Research Project: Identifying and Manipulating Key Determinants of Photosynthetic Production and Partitioning

Location: Global Change and Photosynthesis Research

Title: Phloem function: A key to understanding and manipulating plant responses to rising atmospheric [CO2]?

Author
item Ainsworth, Elizabeth - Lisa
item Lemonnier, Pauline - Oak Ridge Institute For Science And Education (ORISE)

Submitted to: Current Opinion in Plant Biology
Publication Type: Peer Reviewed Journal
Publication Acceptance Date: 12/10/2017
Publication Date: 1/9/2018
Citation: Ainsworth, E.A., Lemonnier, P. 2018. Phloem function: A key to understanding and manipulating plant responses to rising atmospheric [CO2]? Current Opinion in Plant Biology. 43:50-56.

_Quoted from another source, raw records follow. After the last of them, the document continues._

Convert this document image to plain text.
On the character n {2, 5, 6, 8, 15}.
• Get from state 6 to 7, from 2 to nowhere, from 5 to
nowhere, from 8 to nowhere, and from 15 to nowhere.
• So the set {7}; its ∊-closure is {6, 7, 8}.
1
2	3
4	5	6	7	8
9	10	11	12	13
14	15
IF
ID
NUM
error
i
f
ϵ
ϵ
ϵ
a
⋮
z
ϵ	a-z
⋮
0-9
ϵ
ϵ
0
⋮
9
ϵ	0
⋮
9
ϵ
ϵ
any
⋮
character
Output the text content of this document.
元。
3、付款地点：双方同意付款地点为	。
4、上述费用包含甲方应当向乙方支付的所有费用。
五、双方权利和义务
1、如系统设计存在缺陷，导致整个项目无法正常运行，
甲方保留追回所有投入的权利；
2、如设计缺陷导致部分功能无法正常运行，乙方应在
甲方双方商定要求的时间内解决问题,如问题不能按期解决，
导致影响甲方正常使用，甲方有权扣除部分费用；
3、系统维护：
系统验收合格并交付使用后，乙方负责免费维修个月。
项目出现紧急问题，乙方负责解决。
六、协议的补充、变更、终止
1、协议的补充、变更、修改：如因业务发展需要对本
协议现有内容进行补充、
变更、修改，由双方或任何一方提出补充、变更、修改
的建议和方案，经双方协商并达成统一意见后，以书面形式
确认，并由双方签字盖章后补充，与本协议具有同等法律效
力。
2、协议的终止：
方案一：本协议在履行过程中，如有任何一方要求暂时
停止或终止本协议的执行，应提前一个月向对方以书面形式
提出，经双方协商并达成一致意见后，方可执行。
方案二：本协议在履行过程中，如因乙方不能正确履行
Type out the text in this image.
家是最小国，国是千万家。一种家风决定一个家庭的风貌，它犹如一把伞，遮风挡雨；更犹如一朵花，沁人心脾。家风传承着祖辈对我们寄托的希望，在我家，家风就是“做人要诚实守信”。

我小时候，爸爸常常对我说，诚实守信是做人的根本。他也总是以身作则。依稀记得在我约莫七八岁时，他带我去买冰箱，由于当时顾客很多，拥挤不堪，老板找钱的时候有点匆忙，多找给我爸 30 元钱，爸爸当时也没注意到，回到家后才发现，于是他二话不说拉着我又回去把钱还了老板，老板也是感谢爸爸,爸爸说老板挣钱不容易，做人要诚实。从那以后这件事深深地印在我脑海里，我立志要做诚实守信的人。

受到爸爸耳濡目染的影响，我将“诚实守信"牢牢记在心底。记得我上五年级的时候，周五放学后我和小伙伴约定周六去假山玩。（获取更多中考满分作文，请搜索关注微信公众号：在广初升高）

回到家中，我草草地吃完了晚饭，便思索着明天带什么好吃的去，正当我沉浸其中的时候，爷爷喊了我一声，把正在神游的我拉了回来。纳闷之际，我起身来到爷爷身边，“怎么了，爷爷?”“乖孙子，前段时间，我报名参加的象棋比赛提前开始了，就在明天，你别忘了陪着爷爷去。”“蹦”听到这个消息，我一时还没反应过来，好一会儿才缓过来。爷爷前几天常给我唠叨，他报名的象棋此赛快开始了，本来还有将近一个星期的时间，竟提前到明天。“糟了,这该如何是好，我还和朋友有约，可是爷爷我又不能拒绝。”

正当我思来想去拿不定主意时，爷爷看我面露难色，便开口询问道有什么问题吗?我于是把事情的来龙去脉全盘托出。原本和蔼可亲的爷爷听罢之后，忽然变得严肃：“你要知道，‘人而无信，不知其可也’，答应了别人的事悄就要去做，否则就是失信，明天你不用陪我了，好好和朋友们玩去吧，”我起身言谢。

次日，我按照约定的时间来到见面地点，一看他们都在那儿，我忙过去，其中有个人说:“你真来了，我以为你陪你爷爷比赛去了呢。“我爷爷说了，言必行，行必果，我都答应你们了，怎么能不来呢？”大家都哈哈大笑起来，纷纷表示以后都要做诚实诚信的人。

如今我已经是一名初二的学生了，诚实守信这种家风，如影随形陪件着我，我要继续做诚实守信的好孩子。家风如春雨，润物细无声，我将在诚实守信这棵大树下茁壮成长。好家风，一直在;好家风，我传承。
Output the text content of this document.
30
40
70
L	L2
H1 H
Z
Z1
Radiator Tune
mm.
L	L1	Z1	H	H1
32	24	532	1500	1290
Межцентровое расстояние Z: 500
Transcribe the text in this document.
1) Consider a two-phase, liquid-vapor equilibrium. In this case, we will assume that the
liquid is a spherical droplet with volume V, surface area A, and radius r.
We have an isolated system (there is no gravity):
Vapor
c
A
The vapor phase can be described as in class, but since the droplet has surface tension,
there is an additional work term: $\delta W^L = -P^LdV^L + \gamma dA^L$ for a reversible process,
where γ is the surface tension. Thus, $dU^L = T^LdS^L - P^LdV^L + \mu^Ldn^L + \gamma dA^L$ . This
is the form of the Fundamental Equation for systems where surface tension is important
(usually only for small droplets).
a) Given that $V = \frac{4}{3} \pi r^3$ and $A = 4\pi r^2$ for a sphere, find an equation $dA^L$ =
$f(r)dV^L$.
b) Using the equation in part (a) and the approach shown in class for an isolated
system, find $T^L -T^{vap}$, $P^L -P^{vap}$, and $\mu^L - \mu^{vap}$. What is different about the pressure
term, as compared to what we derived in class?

Interpretive Summary: Increasing atmospheric carbon dioxide concentration ([CO2]) directly stimulates photosynthesis and reduces stomatal conductance in C3 plants. Both of these physiological effects could alter the function of sucrose loading in the phloem at elevated [CO2]. Recent research has clearly established that photosynthetic capacity is correlated to vascular traits associated with phloem loading and water transport, but the effects of elevated [CO2] on these relationships have not been broadly unexplored. Plants use different mechanisms for loading sucrose and other sugars into the phloem, and it is unknown if species with different phloem loading strategies respond differently to elevated [CO2]. This paper summarizes recent research manipulating sucrose transporters and other key enzymes with roles in phloem loading show promise for maximizing crop performance in an elevated [CO2] world.

Technical Abstract: Increasing atmospheric carbon dioxide concentration ([CO2]) directly stimulates photosynthesis and reduces stomatal conductance in C3 plants. Both of these physiological effects have the potential to alter phloem function at elevated [CO2]. Recent research has clearly established that photosynthetic capacity is correlated to vascular traits associated with phloem loading and water transport, but the effects of elevated [CO2] on these relationships are largely unexplored. Plants also employ different strategies for loading sucrose and other sugars into the phloem, and there is potential for species with different phloem loading strategies to respond differently to elevated [CO2]. Recent research manipulating sucrose transporters and other key enzymes with roles in phloem loading show promise for maximizing crop performance in an elevated [CO2] world.